The same Library Technician researched the exact location of the original mental hospital which she had discovered was located 3 miles south of the FSIC building. According to her findings a privately run mental asylum was located on what is now Park Street on the East side of the street bordered by Park and Everett Streets and Central and Webb avenues; at that time Santa Clara Avenue did not run completely through to High Street.
The hospital for the mentally insane called the Alameda Park Asylum, was owned and operated by Doctors Eustace Trenor and Joseph C. Tucker; the doctors had purchased the property from A. A. Cohen when it was Cohen’s Park Hotel. The doctors operated it from about 1861 to December of 1870, when it closed down; the empty building was destroyed in a fire that occurred on January 31, 1871. The land was later portioned off and Dr. Tucker built a three story Victorian style office building on the corner of what is now Santa Clara Avenue and Park Street, Park Street was in fact named for the Sanatorium, perhaps the only time a street was named for an insane asylum. In the 1930’s the Tucker building, as it was later called, was remodeled to reflect the popular art moderne style of the times and currently houses La PiƱata Restaurant.
In October of 2008, a series of lectures were started at the Alameda Free Library dealing with the history of Alameda. Since October was associated with ghosts, the first lecture was about hauntings in Alameda both real and imagined and as part of the imagined portion of the lecture, the FISC building was featured to demonstrate how falsehoods can create ghostly hauntings when none is there. This was done in the hopes of putting the rumor of it being what it wasn’t to rest, unfortunately it didn’t succeed. The name and false legend stuck until its fiery end.
According to one of the security company’s officials, at approximately 10:30 p.m. late Saturday evening, March 28, the officer on duty called the Alameda Fire Department to report a fire at the abandoned building. It was quickly put out, but by about Midnight the same evening the fire Department was called out again, and again put the fire out.
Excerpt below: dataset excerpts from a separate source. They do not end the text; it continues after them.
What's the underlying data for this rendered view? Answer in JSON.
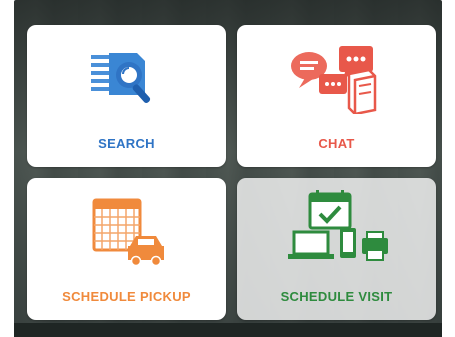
{
  "tiles": [
    {
      "label": "SEARCH",
      "icon": "search-icon",
      "color": "#2f74c5"
    },
    {
      "label": "CHAT",
      "icon": "chat-icon",
      "color": "#e8584a"
    },
    {
      "label": "SCHEDULE PICKUP",
      "icon": "schedule-pickup-icon",
      "color": "#f08a3c"
    },
    {
      "label": "SCHEDULE VISIT",
      "icon": "schedule-visit-icon",
      "color": "#2e8b3e"
    }
  ]
}
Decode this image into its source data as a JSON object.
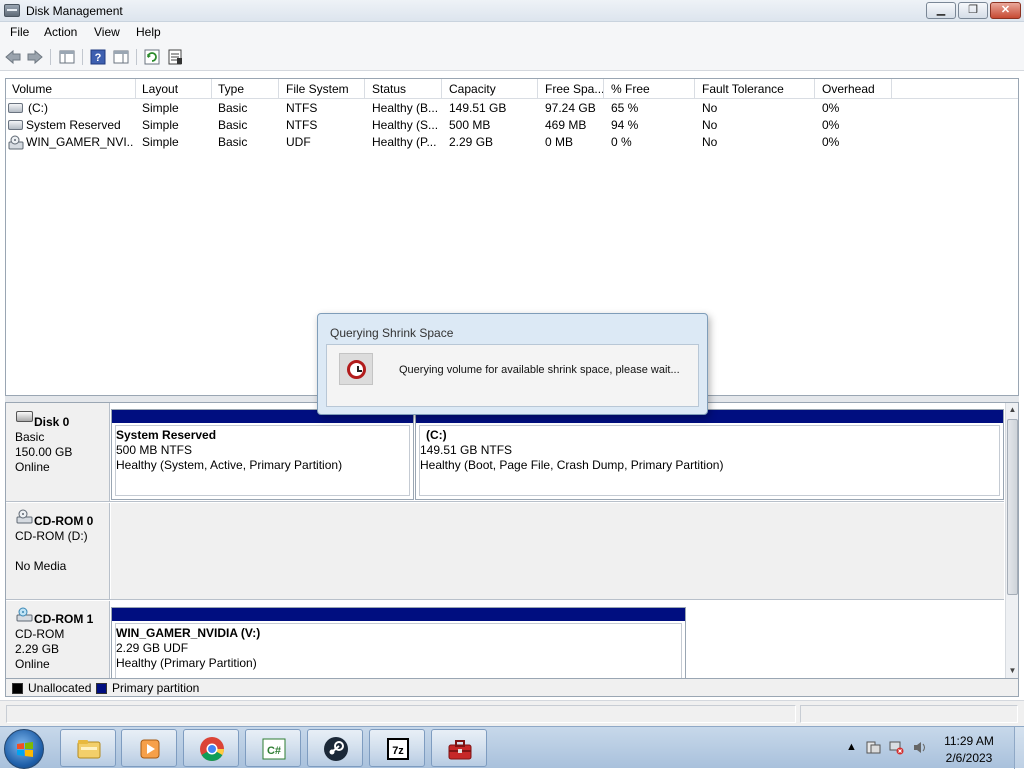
{
  "window": {
    "title": "Disk Management",
    "minimize": "▁",
    "maximize": "❐",
    "close": "✕"
  },
  "menu": [
    "File",
    "Action",
    "View",
    "Help"
  ],
  "columns": [
    "Volume",
    "Layout",
    "Type",
    "File System",
    "Status",
    "Capacity",
    "Free Spa...",
    "% Free",
    "Fault Tolerance",
    "Overhead"
  ],
  "volumes": [
    {
      "icon": "hard-disk-icon",
      "name": "(C:)",
      "layout": "Simple",
      "type": "Basic",
      "fs": "NTFS",
      "status": "Healthy (B...",
      "capacity": "149.51 GB",
      "free": "97.24 GB",
      "pct": "65 %",
      "fault": "No",
      "overhead": "0%"
    },
    {
      "icon": "hard-disk-icon",
      "name": "System Reserved",
      "layout": "Simple",
      "type": "Basic",
      "fs": "NTFS",
      "status": "Healthy (S...",
      "capacity": "500 MB",
      "free": "469 MB",
      "pct": "94 %",
      "fault": "No",
      "overhead": "0%"
    },
    {
      "icon": "cd-drive-icon",
      "name": "WIN_GAMER_NVI...",
      "layout": "Simple",
      "type": "Basic",
      "fs": "UDF",
      "status": "Healthy (P...",
      "capacity": "2.29 GB",
      "free": "0 MB",
      "pct": "0 %",
      "fault": "No",
      "overhead": "0%"
    }
  ],
  "disks": [
    {
      "name": "Disk 0",
      "type": "Basic",
      "size": "150.00 GB",
      "state": "Online",
      "partitions": [
        {
          "title": "System Reserved",
          "size": "500 MB NTFS",
          "status": "Healthy (System, Active, Primary Partition)"
        },
        {
          "title": "(C:)",
          "size": "149.51 GB NTFS",
          "status": "Healthy (Boot, Page File, Crash Dump, Primary Partition)"
        }
      ]
    },
    {
      "name": "CD-ROM 0",
      "type": "CD-ROM (D:)",
      "state": "No Media"
    },
    {
      "name": "CD-ROM 1",
      "type": "CD-ROM",
      "size": "2.29 GB",
      "state": "Online",
      "partitions": [
        {
          "title": "WIN_GAMER_NVIDIA  (V:)",
          "size": "2.29 GB UDF",
          "status": "Healthy (Primary Partition)"
        }
      ]
    }
  ],
  "legend": {
    "unallocated": "Unallocated",
    "primary": "Primary partition",
    "unallocated_color": "#000000",
    "primary_color": "#000e80"
  },
  "dialog": {
    "title": "Querying Shrink Space",
    "message": "Querying volume for available shrink space, please wait..."
  },
  "taskbar": {
    "apps": [
      "windows-explorer-icon",
      "media-player-icon",
      "chrome-icon",
      "csharp-editor-icon",
      "steam-icon",
      "7zip-icon",
      "toolbox-icon"
    ],
    "time": "11:29 AM",
    "date": "2/6/2023"
  }
}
When the third and final call came in early Sunday morning, at 2:30 a.m. the fire department found the building fully engulfed in flames. Recent reports say that witnesses saw two people quickly leaving the building before the final fire. Fire Investigators say that the fire is of suspicious origins since there was no electrical or gas connections working and the possibility of an accelerant may have been used. It is this writers’ belief that since the building was slated to be soon demolished that the investigation may not go further.
It is also this writers’ belief that since there were 3 fires all within the same night at the same location with the final one being successful, that there was a person or persons unknown who had made a determined effort in seeking to destroy this building well before it’s demolition date. It is hoped that Alameda and Oakland does not have to deal with a mentally unbalanced “fire bug” on their hands, but since it was reported that at least two people were seen leaving the building, there is several other theories that have been bandied about by local citizens; that it may have been homeless people trying to get warm, drug users possibly freebasing, teenagers seeking to do some serious damage on a dare, or perhaps someone hired to destroy the building.
Until the Fire Investigators complete their findings those theories are speculation.
By Summer of 2009 if not sooner, what is left of the alleged “Haunted Insane Asylum of Alameda” will be no more, torn down and hauled way as so much burnt debris. Hopefully its alleged ghosts finally laid to rest, hopefully its false tales of hauntings, horrible and terrifying to fade away to some dim forgotten memory; or will they?